Guillen batted Orlando Cabrera leadoff for the White Sox’s game against the Toronto Blue Jays on Monday night. He also moved Carlos Quentin up to second and dropped Nick Swisher to sixth in the order.
On Sunday, the White Sox arranged all their bats in front of a pair of blowup dolls on a clubhouse couch in an attempt to shake the team out of its funk. It didn’t work as Chicago lost its season-high fifth straight, scoring just nine runs in that span. The White Sox are batting 7-for-55 (.127) with runners in scoring position over the past eight games and an AL-worst .232 for the season.
Some Chicago fans questioned the appropriateness of having blowup dolls in the clubhouse, but Guillen had no problems with the gag.
“I’m not going to make the players apologize,” he said. “I don’t think that was a big deal. It’s our house. I don’t think we did anything wrong and I don’t think we did anything to make people upset. We did something to have fun and stay loose. Those dolls don’t work. …. Hopefully we come up with something better. We don’t need dolls, we need hits.”
Guillen believes the pressure to shake off the slump is getting to some of his hitters, causing them to swing at pitches out of the strike zone.

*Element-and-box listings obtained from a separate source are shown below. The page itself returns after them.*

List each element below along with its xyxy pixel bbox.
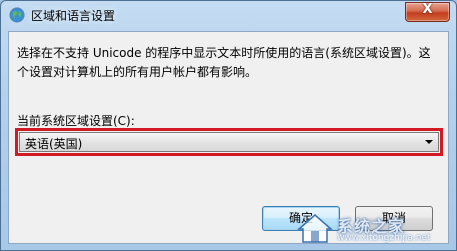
watermark: 系统之家 www.xitongzhijia.net [291, 209, 451, 247]
description-text: 选择在不支持 Unicode 的程序中显示文本时所使用的语言(系统区域设置)。这… [17, 46, 431, 79]
locale-label: 当前系统区域设置(C): [17, 114, 135, 128]
dialog-window: 区域和语言设置 X 选择在不支持 Unicode 的程序中显示文本时所使用的语言… [0, 0, 457, 251]
window-title: 区域和语言设置 [31, 9, 116, 23]
globe-icon [9, 7, 25, 23]
watermark-url: www.xitongzhijia.net [337, 233, 431, 243]
locale-select[interactable]: 英语(英国) [19, 132, 439, 152]
close-button[interactable]: X [405, 2, 450, 22]
locale-select-value: 英语(英国) [25, 137, 83, 151]
watermark-logo-icon [297, 214, 333, 243]
close-icon: X [422, 2, 433, 17]
chevron-down-icon[interactable] [425, 140, 433, 144]
title-bar[interactable]: 区域和语言设置 X [1, 1, 456, 29]
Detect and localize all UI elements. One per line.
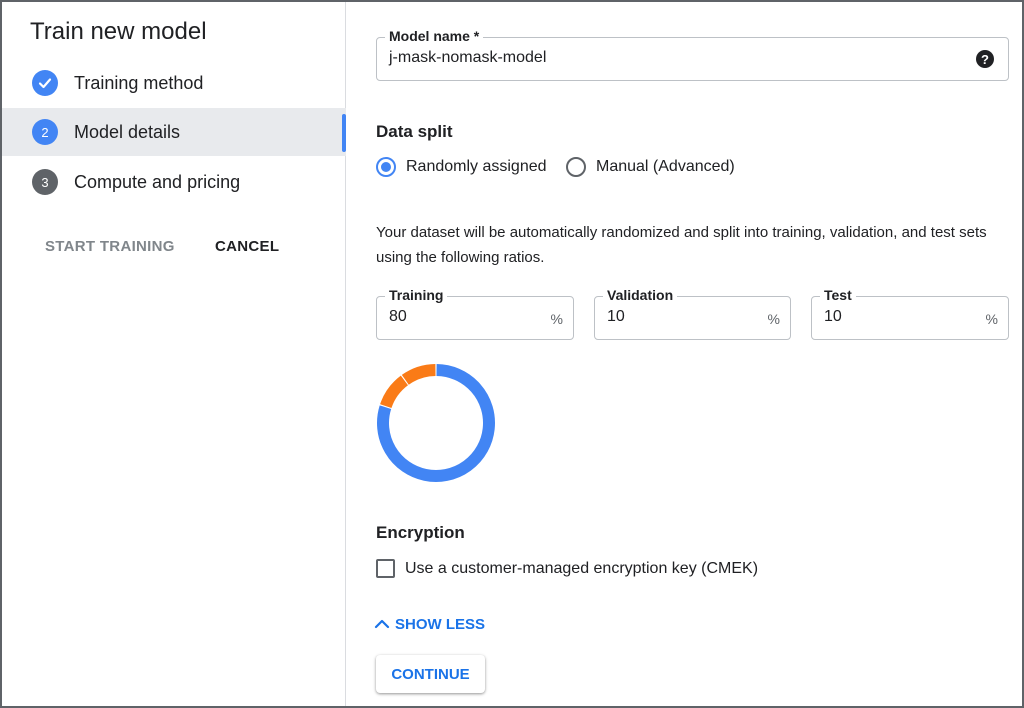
help-icon[interactable]: ?	[976, 50, 994, 68]
donut-slice-test	[401, 364, 436, 385]
split-donut-chart	[377, 364, 495, 482]
training-label: Training	[385, 287, 448, 303]
test-label: Test	[820, 287, 856, 303]
step-number-icon: 2	[32, 119, 58, 145]
chevron-up-icon	[374, 619, 390, 629]
percent-suffix: %	[550, 311, 563, 327]
model-name-value[interactable]: j-mask-nomask-model	[389, 49, 546, 67]
stepper-sidebar: Train new model Training method 2 Model …	[2, 2, 346, 706]
model-name-label: Model name *	[385, 28, 484, 44]
percent-suffix: %	[767, 311, 780, 327]
continue-button[interactable]: CONTINUE	[376, 655, 485, 693]
step-label: Model details	[74, 121, 181, 142]
radio-label: Randomly assigned	[406, 158, 547, 175]
step-training-method[interactable]: Training method	[2, 59, 346, 107]
cmek-checkbox-label: Use a customer-managed encryption key (C…	[405, 559, 759, 577]
show-less-label: SHOW LESS	[395, 615, 486, 633]
encryption-title: Encryption	[376, 523, 465, 542]
model-name-field[interactable]: Model name * j-mask-nomask-model ?	[376, 28, 1009, 81]
step-compute-pricing[interactable]: 3 Compute and pricing	[2, 158, 346, 206]
data-split-description: Your dataset will be automatically rando…	[376, 224, 987, 266]
donut-slice-validation	[380, 375, 409, 409]
sidebar-actions: START TRAINING CANCEL	[2, 234, 346, 262]
step-number-icon: 3	[32, 169, 58, 195]
test-value[interactable]: 10	[824, 308, 842, 326]
validation-value[interactable]: 10	[607, 308, 625, 326]
percent-suffix: %	[985, 311, 998, 327]
main-content: Model name * j-mask-nomask-model ? Data …	[347, 2, 1022, 706]
radio-button[interactable]	[376, 157, 396, 177]
check-icon	[32, 70, 58, 96]
radio-label: Manual (Advanced)	[596, 158, 735, 175]
radio-randomly-assigned[interactable]: Randomly assigned	[376, 157, 547, 177]
radio-button[interactable]	[566, 157, 586, 177]
page-title: Train new model	[30, 18, 207, 45]
test-percent-field[interactable]: Test 10 %	[811, 287, 1009, 340]
radio-manual-advanced[interactable]: Manual (Advanced)	[566, 157, 735, 177]
validation-label: Validation	[603, 287, 678, 303]
cmek-checkbox-row[interactable]: Use a customer-managed encryption key (C…	[376, 559, 758, 578]
step-label: Compute and pricing	[74, 171, 241, 192]
training-percent-field[interactable]: Training 80 %	[376, 287, 574, 340]
step-model-details[interactable]: 2 Model details	[2, 108, 346, 156]
validation-percent-field[interactable]: Validation 10 %	[594, 287, 791, 340]
cmek-checkbox[interactable]	[376, 559, 395, 578]
cancel-button[interactable]: CANCEL	[215, 238, 279, 255]
training-value[interactable]: 80	[389, 308, 407, 326]
start-training-button[interactable]: START TRAINING	[45, 238, 175, 255]
show-less-button[interactable]: SHOW LESS	[373, 615, 485, 633]
data-split-title: Data split	[376, 122, 453, 141]
step-label: Training method	[74, 72, 204, 93]
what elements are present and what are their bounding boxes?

“They’re not getting us out, we get ourselves out,” Guillen said. “At the beginning of the season we took a lot of pitches and got a lot of people on base. Now, I won’t say we’re panicking, but we’re a little anxious to carry the load.
“You can’t push the panic button,” he added. “We’ve just got to swing at better pitches. I think we’re fine if we start swinging at strikes.”
The skid has dropped Chicago out of first place in the AL Central and, at 14-15, the White Sox are below .500 for the first time since starting the season 1-2. On Sunday, Guillen unleashed a profanity-laced tirade accusing fans of turning on the team, but said Monday he understands their concern.
“I don’t blame the fans for saying, ‘Here we go again,’ because I’m a fan also,” he said. “I’m a baseball fan, I’m a Chicago White Sox fan.”
Guillen hopes moving Swisher down in the order will help him have better at-bats. Swisher is in an 8-for-55 (.145) slump and is batting .210 with three homers and eight RBIs this season.
“Hopefully Swisher will be a little more relaxed at the plate and do what he’s always done,” Guillen said.
Swisher had led off in every game but one, when Quentin took top spot, and Cabrera had been used exclusively in the second spot until now.
“That’s not the lineup that’s going to stay,” Guillen said. “I’m just trying to see something different, a little more help in the bottom of the lineup, where we’re struggling the most.”
Also, third baseman Joe Crede, scheduled to bat seventh, was scratched from the lineup with a migraine and replaced by Pablo Ozuna.